UTA will be able to use its high powered lobbyists with the likely backing of the powerful Salt Lake Chamber which also supports SB275 to remove the cap after the first year. These same lobbyists will then be able to force the PSC to raise gas rates in order to provide virtually unlimited funding for UTA and other interlocal entities.
This new source of funding is critical for UTA since it is much easier to strong arm the Public Service Commission than to obtain voter approval for higher sales taxes that would otherwise be required to cover increasing operational and financing costs. It also makes it easier for UTA to replace projected federal funds that will be lost due to efforts to control federal spending and debt.
Hughes’ efforts to access to Questar ratepayer funding is especially troubling given the serious financial problems UTA faces. According to a Legislative Audit:
  • Debt Service Payments Will Consume a Great Portion of Future Sales Tax Revenues. This will in turn impose a financial strain on UTA.
  • UTA’s Revenue Projections Are Optimistic; Expense Projections May Be Understated. Between 2010 and 2020, UTA projects a 60 percent increase in sales tax revenue, a 141 percent increase in federal operating subsidies, and a 125 percent increase in farebox revenue. In contrast, operations and maintenance (O&M) costs are forecast to increase by a much more modest 52 percent. In our opinion, UTA runs a risk of being overly optimistic.
By requiring Questar ratepayers to provide funding, the governor and legislators have eliminated the need for truth in taxation hearings or votes of the public on tax increases. In addition, they have shifted some of the burden for supporting UTA and other interlocal entities largely to individual homeowners who rely on natural gas for heating or who use electricity generated by burning natural gas.
Hughes, Adams and Draxler were careful to draft the bill in a way that leaves the Public Service Commission no alternative but to rubber stamp Questar claims for reimbursement of expenditures forced on it by interlocal entities. However, even more importantly, they have made it possible for powerful government and business interests to legally plunder Questar ratepayers through a never ending series of rate increases.

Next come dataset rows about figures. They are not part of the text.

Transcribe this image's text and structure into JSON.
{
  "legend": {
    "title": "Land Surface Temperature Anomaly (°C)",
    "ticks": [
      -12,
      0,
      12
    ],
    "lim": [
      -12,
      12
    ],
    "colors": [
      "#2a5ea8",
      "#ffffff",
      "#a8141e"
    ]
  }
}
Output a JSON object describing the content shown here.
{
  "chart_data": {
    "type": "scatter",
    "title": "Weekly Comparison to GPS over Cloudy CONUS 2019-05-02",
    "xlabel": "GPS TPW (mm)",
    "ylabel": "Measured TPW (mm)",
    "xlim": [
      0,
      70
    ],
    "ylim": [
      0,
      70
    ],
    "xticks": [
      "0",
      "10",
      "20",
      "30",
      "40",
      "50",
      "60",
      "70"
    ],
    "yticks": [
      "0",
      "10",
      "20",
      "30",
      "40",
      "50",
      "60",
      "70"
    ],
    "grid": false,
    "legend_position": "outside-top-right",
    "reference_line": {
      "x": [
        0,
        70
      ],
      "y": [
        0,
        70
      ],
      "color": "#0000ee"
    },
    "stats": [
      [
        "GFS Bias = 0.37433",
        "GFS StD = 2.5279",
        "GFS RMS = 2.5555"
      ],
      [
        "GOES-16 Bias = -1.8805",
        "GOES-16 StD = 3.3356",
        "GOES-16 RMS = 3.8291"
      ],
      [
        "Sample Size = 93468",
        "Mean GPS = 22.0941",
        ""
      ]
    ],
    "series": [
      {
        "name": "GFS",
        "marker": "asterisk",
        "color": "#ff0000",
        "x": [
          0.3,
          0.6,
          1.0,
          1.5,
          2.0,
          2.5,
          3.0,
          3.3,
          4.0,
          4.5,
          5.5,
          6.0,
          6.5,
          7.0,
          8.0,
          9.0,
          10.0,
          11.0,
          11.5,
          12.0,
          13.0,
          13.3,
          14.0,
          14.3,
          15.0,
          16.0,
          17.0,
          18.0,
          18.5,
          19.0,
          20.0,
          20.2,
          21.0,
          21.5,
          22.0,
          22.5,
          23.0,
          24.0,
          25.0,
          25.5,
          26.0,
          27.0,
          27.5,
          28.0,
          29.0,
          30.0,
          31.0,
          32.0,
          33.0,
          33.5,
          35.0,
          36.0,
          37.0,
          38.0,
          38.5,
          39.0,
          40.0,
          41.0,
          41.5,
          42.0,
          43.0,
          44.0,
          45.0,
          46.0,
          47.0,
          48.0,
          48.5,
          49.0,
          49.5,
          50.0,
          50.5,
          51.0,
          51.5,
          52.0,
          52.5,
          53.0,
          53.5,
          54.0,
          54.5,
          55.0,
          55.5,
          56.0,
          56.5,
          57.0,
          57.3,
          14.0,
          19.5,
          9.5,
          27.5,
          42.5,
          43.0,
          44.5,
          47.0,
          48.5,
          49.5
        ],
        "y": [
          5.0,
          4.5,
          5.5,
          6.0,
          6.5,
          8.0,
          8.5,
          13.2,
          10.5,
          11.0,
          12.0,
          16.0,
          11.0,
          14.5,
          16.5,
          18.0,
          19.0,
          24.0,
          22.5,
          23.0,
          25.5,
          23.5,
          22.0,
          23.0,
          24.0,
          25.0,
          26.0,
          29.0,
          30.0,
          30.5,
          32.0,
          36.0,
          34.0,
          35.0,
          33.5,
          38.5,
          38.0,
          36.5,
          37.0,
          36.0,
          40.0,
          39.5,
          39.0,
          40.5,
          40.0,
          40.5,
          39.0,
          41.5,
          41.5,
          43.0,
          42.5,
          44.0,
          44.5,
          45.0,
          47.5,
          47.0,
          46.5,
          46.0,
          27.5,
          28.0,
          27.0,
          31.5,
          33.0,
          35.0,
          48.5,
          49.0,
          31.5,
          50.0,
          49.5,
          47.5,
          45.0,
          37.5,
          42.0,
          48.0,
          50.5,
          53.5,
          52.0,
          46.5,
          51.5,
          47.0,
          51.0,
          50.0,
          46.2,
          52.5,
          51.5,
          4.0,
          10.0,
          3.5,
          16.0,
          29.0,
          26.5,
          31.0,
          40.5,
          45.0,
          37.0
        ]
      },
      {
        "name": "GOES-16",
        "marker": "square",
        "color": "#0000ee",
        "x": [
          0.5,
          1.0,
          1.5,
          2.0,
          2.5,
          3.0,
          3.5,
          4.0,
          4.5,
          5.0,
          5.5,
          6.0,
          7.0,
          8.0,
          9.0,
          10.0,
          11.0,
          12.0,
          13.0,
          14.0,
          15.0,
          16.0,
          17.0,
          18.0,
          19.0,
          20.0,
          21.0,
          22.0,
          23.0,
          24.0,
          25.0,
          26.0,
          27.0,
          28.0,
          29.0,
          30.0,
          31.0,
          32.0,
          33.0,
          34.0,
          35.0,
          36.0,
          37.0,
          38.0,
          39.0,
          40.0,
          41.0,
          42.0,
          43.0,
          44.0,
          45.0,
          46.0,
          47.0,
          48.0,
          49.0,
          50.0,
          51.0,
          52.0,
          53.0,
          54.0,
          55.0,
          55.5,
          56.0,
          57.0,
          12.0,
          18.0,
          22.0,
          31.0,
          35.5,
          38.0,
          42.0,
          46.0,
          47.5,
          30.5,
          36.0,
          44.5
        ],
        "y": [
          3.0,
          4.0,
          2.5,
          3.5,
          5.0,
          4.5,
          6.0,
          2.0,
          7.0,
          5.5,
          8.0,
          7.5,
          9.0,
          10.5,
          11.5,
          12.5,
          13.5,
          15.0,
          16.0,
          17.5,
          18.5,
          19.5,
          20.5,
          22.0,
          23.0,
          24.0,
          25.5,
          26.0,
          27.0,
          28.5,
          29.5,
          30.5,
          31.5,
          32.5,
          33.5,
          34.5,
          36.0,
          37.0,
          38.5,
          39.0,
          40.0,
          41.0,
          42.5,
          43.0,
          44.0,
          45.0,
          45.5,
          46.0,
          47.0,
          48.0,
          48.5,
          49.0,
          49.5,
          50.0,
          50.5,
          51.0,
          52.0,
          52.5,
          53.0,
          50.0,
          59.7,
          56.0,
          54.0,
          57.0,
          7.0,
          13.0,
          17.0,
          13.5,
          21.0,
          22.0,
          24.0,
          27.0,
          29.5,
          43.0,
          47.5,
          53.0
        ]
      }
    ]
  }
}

Since this is “free money” to the interlocal entities, demand will be infinite and Questar ratepayers will see their home heating rates constantly increase at a much higher rate than otherwise would have been the case. They will also see their electric rates driven up on the ever increasing percentage of electricity produced by natural gas.
Senior citizens on fixed incomes along with the working poor will be hardest hit by the rate increases while Utahns who are not Questar customers, will be totally exempt from subsidizing UTA and other interlocal entities.
Herbert, Adams, Draxler, UTA Chair Hughes and the legislators who voted for SB275 have effectively ensured that interlocal entities can pick the public’s pockets without ever raising taxes or being held accountable for their actions. This is a fundamental public policy change that relieves elected officials of accountability for their actions and further increases the state’s power over the citizens.